BEN BARRY, Bankruptcy Judge.
Before the Court is the debtor's Motion For Contempt For Violation of Discharge Order, filed on January 19, 2017. In his motion, the debtor asks the Court to find that Ocwen Loan Servicing, LLC [Ocwen] and Fay Servicing LLC [Fay] violated the bankruptcy code's discharge injunction (11 U.S.C. § 524(a)(2)), the Arkansas Fair Debt Collection Practices Act (Ark. Code Ann. § 17-24-504), and the Federal Fair Debt Collection Practices Act (15 U.S.C. § 1692c). After a number of continuances, the Court set the motion for hearing on November 21, 2017. Prior to the hearing, on November 16, 2017, the Court granted in part Ocwen's and Fay's respective motions for summary judgment and dismissed the debtor's fair debt collection practices claims for lack of jurisdiction.
The discharge injunction under § 524(a)(2) replaces the automatic stay that is in effect during a debtor's bankruptcy case and operates as a permanent injunction against the enforcement of any discharged debts when the debtor receives a discharge. In re Waswick, 212 B.R. 350, 352 (Bankr. D.N.D. 1997). A willful violation of the injunction warrants a finding of civil contempt. In re Goodfellow, 298 B.R. 358, 361 (Bankr. N.D. Iowa 2003) (citing In re Waswick, 212 B.R. at 352); see also Koehler v. Grant, 213 B.R. 567, 570 (B.A.P. 8th Cir. 1997); Gakinya v. Columbia College (In re Gakinya), 364 B.R. 366, 370 (Bankr. W.D. Mo. 2007) (violations of discharge injunction punishable by contempt). The burden is on the debtor to show by clear and convincing evidence that the creditor (1) had knowledge of the debtor's discharge and (2) willfully violated the discharge order by continuing its collection activities. In re Waswick, 212 B.R. at 352; Koehler, 213 B.R. at 570. A brief history of the case is warranted. The debtor filed his voluntary chapter 7 petition on April 7, 2009. At the time, Bank of America held the mortgage on the debtor's residence. The debtor stated on his Statement of Intention the he would "retain and pay" Bank of America without indicating that he would enter into a reaffirmation agreement for the debt. The debtor received his discharge on July 13, 2009.
After the mortgagee's deed was rescinded, Ocwen again began sending account statements and delinquency information to the debtor. In June 2016, Bank of America began a second foreclosure procedure against the property. On July 12, 2016, shortly after the second foreclosure procedure started, Ocwen transferred the servicing of the mortgage loan to Fay. Despite the transfer, Ocwen sent another account statement to the debtor on July 18, 2016, and updated delinquency information on August 1, 2016. On September 14, 2016, a second mortgagee's deed was entered transferring interest in the property to Christiana Trust as trustee of ARLP Trust 5. On the same day, Fay sent the debtor an escrow statement and a "second and final notice" for the debtor to provide hazard insurance information to Fay with the statement that the debtor "must pay us for any period during which the insurance we buy is in effect for which you do not have insurance."
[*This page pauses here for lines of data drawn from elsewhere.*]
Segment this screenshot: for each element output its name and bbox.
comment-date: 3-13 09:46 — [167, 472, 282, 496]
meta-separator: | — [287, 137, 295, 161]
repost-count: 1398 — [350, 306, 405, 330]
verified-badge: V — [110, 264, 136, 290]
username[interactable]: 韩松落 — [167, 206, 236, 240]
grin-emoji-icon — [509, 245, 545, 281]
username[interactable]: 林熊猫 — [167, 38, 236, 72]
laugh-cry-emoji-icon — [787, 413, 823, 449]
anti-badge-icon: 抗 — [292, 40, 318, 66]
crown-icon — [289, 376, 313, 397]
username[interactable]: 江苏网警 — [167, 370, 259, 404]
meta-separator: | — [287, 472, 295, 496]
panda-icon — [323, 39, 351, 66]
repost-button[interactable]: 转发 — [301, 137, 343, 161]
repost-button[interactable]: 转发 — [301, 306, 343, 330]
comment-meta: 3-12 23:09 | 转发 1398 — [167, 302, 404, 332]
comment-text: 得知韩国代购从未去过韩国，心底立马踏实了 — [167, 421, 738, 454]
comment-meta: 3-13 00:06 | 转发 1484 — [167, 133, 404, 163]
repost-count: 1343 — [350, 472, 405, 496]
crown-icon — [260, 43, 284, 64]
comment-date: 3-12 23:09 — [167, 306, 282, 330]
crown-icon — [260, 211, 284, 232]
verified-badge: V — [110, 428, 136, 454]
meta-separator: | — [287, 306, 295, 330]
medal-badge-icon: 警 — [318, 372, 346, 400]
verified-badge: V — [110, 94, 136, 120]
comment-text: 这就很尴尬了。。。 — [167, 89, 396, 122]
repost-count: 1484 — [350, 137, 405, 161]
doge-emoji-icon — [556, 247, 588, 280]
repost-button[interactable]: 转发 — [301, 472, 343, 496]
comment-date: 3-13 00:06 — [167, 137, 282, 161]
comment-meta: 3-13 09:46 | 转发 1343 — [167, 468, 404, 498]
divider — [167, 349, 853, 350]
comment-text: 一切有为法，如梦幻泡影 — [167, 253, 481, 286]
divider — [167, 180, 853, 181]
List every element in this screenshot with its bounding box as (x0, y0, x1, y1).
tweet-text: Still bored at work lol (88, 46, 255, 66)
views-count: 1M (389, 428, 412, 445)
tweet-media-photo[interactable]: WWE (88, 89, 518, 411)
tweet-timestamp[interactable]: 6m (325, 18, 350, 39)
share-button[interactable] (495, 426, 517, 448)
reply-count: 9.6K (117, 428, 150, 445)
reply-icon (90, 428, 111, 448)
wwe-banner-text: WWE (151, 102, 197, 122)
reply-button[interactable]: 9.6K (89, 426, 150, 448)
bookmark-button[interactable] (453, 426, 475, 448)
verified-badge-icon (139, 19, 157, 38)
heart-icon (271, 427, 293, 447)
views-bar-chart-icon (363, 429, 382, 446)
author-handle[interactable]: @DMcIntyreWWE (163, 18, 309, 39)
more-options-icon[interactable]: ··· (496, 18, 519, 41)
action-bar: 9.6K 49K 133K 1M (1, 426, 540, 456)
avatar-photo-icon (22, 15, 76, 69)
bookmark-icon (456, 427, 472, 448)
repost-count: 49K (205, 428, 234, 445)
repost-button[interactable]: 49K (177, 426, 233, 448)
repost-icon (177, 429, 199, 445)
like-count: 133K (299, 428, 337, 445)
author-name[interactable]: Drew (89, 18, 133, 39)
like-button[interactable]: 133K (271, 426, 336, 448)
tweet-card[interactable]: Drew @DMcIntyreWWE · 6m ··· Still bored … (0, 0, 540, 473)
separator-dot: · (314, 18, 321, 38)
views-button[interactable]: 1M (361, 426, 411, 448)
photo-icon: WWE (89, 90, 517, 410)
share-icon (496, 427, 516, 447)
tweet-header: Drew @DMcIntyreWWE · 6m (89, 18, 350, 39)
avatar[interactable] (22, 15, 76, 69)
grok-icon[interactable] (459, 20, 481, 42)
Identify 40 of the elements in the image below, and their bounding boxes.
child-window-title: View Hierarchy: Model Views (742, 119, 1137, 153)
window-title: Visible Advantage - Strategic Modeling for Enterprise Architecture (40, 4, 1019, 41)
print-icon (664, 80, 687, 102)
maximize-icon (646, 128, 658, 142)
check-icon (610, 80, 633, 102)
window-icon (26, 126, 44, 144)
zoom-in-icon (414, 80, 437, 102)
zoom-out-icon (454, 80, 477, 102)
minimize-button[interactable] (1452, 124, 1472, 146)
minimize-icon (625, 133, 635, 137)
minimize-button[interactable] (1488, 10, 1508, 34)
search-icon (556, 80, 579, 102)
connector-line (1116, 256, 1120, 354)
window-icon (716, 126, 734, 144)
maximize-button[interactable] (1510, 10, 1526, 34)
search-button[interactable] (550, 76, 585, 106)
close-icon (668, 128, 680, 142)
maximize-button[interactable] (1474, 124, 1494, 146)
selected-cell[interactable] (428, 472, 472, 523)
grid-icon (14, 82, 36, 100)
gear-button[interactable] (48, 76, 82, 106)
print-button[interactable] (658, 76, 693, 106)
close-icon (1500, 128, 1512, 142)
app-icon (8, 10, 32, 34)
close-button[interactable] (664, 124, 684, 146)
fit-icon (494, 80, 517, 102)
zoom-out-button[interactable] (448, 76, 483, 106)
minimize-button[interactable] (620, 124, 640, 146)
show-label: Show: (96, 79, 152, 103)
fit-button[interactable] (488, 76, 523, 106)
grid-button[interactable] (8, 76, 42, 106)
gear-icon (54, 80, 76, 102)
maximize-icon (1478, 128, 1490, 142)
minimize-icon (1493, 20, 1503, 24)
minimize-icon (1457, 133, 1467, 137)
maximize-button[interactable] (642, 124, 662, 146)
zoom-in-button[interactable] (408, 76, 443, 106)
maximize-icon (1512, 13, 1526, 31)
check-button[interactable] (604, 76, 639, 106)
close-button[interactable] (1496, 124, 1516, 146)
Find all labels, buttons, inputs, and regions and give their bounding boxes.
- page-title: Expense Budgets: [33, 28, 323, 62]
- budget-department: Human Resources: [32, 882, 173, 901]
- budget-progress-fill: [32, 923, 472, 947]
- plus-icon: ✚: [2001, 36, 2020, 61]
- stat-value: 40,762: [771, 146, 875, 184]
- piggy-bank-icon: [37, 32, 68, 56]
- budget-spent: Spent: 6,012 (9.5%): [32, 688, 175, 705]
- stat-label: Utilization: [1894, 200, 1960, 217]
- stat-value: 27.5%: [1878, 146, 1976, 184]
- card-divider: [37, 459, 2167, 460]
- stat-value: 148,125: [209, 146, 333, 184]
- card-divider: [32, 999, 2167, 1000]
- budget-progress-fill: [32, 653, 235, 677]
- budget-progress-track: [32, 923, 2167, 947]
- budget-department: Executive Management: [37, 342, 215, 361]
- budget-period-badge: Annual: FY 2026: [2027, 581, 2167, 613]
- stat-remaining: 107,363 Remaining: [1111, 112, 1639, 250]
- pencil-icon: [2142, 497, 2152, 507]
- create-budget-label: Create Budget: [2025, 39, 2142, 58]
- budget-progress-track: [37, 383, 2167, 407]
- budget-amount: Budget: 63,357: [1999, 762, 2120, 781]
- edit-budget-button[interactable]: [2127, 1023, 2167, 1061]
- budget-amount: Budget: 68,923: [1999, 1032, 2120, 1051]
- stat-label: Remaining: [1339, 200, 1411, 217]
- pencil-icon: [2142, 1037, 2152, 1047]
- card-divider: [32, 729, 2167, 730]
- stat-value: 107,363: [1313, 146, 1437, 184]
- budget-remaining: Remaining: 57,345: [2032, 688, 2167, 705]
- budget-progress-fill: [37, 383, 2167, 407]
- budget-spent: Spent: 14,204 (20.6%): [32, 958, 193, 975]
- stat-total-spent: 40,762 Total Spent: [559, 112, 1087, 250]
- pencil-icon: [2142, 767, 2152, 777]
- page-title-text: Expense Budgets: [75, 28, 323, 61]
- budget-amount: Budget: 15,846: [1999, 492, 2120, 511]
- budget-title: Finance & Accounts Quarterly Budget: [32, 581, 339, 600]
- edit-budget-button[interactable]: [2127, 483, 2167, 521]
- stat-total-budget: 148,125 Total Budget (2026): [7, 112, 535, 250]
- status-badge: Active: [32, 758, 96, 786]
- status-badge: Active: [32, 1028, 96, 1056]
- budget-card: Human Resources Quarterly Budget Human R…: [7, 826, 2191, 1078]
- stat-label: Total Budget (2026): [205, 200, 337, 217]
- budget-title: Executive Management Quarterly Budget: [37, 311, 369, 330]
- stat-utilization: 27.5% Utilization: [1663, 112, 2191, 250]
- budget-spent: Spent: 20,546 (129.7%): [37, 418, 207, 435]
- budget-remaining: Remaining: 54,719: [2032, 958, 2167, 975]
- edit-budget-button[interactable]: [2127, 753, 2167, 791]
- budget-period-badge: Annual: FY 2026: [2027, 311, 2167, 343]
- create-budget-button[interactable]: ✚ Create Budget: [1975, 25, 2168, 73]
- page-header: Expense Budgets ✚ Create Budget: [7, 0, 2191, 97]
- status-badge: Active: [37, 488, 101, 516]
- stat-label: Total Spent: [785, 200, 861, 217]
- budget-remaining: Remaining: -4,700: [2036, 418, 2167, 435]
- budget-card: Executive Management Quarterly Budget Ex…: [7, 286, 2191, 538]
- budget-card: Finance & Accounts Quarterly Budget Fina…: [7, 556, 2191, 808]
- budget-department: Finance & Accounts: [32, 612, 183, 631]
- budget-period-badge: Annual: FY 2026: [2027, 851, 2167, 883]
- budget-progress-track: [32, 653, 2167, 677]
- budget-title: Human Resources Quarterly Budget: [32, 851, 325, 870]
On October 19, 2016, the debtor filed his motion to reopen his bankruptcy case.
As stated earlier, the burden is on the debtor to show by clear and convincing evidence that the creditor (1) had knowledge of the debtor's discharge and (2) willfully violated the discharge order by continuing its collection activities. Although the Court has ample evidence with which to consider Ocwen's and Fay's alleged violative collection activity, the Court has no evidence whatsoever-much less "clear and convincing" evidence-that either Ocwen or Fay had knowledge of the debtor's discharge, the first of the two elements that must be proven. The debtor testified a number of times that whenever he would call Ocwen or Ocwen would call him, he told Ocwen that he had filed bankruptcy.
Having failed to meet his burden of proving by clear and convincing evidence that Ocwen or Fay had knowledge of the debtor's discharge, the Court must deny the debtor's motion to hold Ocwen and Fay in contempt for violating the Court's discharge order.
IT IS SO ORDERED.
Fay included a similar statement on its mailings: "To the extent your original obligation was discharged, or is subject to an automatic stay under the United States Bankruptcy Code, this is being provided for informational purposes only and does not constitute an attempt to collect a debt or impose personal liability."